Tradução: António Mega Ferreira
Ilustração: Álvaro Siza Vieira
ISBN: 9789899801912
Edição ou reimpressão: 02-2020
Editor: Abysmo
Idioma: Português
Dimensões: 172 x 218 x 14 mm
Páginas: 80
Tipo de Produto: Livro

Descrição

«Jean-François de Bastide (Marselha, 1724 – Milão, 1798), o autor deste A Casinha dos Prazeres, que hoje se dá pela primeira vez em português, encontra-se entre os cultores da literatura libertina, embora quase todas as suas obras tenham passado praticamente despercebidas e não lhe tenham sequer granjeado um lugar no panteão dos autores libertinos do seu século: Duclos, Voisenon, Restif de la Bretonne, Chevrier, Dorat. Ora, este La petite maison não é bem um conto erótico, a não ser porque tem atado na ponta a fantasia da sedução. Na realidade, é muito mais uma narrativa de métodos e modelos arquitetónicos do que um repertório de estratagemas e lances amorosos. Ou é também isto, mas por causa daquilo. O texto resulta da colaboração de Bastide com o mestre e crítico de arquitetura Jacques-François Blondel, tendo sido publicado pela primeira vez em 1753 (a versão aqui trabalhada é a de 1763, que apareceu nos Contes de Bastide).
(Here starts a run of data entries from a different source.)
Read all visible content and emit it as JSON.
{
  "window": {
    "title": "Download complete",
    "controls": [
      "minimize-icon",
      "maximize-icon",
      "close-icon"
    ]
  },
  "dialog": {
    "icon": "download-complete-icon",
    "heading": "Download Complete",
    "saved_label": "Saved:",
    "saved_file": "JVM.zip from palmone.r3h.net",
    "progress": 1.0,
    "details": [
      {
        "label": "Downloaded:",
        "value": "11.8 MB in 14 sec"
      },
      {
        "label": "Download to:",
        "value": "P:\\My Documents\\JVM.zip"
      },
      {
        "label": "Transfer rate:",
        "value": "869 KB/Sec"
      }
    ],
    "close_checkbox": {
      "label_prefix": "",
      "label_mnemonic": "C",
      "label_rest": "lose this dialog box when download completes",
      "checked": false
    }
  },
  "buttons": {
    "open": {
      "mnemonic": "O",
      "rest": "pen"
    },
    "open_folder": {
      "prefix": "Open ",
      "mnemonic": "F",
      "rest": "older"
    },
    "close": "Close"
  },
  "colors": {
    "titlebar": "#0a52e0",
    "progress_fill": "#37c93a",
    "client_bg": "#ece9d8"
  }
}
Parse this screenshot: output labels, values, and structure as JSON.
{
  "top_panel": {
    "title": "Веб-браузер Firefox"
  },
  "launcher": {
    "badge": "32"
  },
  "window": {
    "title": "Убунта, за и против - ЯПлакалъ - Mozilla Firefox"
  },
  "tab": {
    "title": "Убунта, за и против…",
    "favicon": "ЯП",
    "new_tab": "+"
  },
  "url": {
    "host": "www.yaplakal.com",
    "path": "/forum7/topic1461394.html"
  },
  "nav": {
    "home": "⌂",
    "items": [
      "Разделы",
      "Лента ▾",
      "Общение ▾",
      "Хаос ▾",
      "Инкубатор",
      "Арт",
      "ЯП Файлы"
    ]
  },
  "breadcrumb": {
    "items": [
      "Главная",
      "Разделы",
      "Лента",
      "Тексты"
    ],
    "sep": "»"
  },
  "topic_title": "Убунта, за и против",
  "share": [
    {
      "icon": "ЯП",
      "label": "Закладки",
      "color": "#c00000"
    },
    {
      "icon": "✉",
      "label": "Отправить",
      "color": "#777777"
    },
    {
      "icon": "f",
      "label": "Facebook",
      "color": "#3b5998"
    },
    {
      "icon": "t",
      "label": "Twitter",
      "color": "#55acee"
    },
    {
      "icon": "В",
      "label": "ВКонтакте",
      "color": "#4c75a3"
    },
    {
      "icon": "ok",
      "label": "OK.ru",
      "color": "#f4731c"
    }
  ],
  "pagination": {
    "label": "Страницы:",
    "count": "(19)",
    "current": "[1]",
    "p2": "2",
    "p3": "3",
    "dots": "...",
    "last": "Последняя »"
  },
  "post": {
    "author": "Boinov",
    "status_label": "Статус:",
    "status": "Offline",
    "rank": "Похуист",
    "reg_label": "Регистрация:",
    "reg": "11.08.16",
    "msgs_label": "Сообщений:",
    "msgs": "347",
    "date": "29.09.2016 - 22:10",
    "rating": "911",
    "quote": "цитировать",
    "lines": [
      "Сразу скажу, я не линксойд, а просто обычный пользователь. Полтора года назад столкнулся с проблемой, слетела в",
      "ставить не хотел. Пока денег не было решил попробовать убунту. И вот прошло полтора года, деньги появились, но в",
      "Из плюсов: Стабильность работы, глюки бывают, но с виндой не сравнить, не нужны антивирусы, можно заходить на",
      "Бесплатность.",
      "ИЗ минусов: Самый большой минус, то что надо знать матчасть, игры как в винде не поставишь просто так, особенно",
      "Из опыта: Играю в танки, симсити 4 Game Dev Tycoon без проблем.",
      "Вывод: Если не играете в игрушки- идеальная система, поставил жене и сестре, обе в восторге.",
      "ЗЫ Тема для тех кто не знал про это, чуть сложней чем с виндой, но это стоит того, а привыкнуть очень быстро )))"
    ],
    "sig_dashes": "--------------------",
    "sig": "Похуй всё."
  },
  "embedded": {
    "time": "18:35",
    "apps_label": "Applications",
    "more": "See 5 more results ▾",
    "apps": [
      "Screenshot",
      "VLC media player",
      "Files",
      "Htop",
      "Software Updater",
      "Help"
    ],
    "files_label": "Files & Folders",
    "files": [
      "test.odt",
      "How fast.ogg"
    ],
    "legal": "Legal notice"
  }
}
Nele, a casinha dos prazeres do marquês de Trémicour ergue-se como personagem de uma intriga muito simples, que tem como base uma aposta: o marquês acha que a casinha chegará para seduzir a jovem Mélite; Mélite aposta que não. Mas a casinha é uma espécie de dueña ou alcoviteira ao serviço do sedutor. Adivinhe o leitor qual é o desenlace deste desafio… De facto, a casinha tão exaustivamente descrita por Bastide não podia deixar de ser um prodígio, embora, transcrita em palavras, nos aguce o apetite para uma qualquer reencenação das múltiplas maravilhas aí descritas (Peter Greenaway pelava-se por tê-la como cenário de um dos seus filmes). O livrinho foi escrito em pleno apogeu do rocaille tão ao gosto de Luís XV e da sua inseparável Madame de Pompadour. Ao leitor contemporâneo espantará o inquietante horror ao vazio desvelado pela narrativa. Mas o gosto da época era assim; Mélite extasia-se com as preciosidades (quantas mais melhor), às quais atribui o mais alto valor. Daí aos braços de Trémicour vão os braços de uma poltrona.»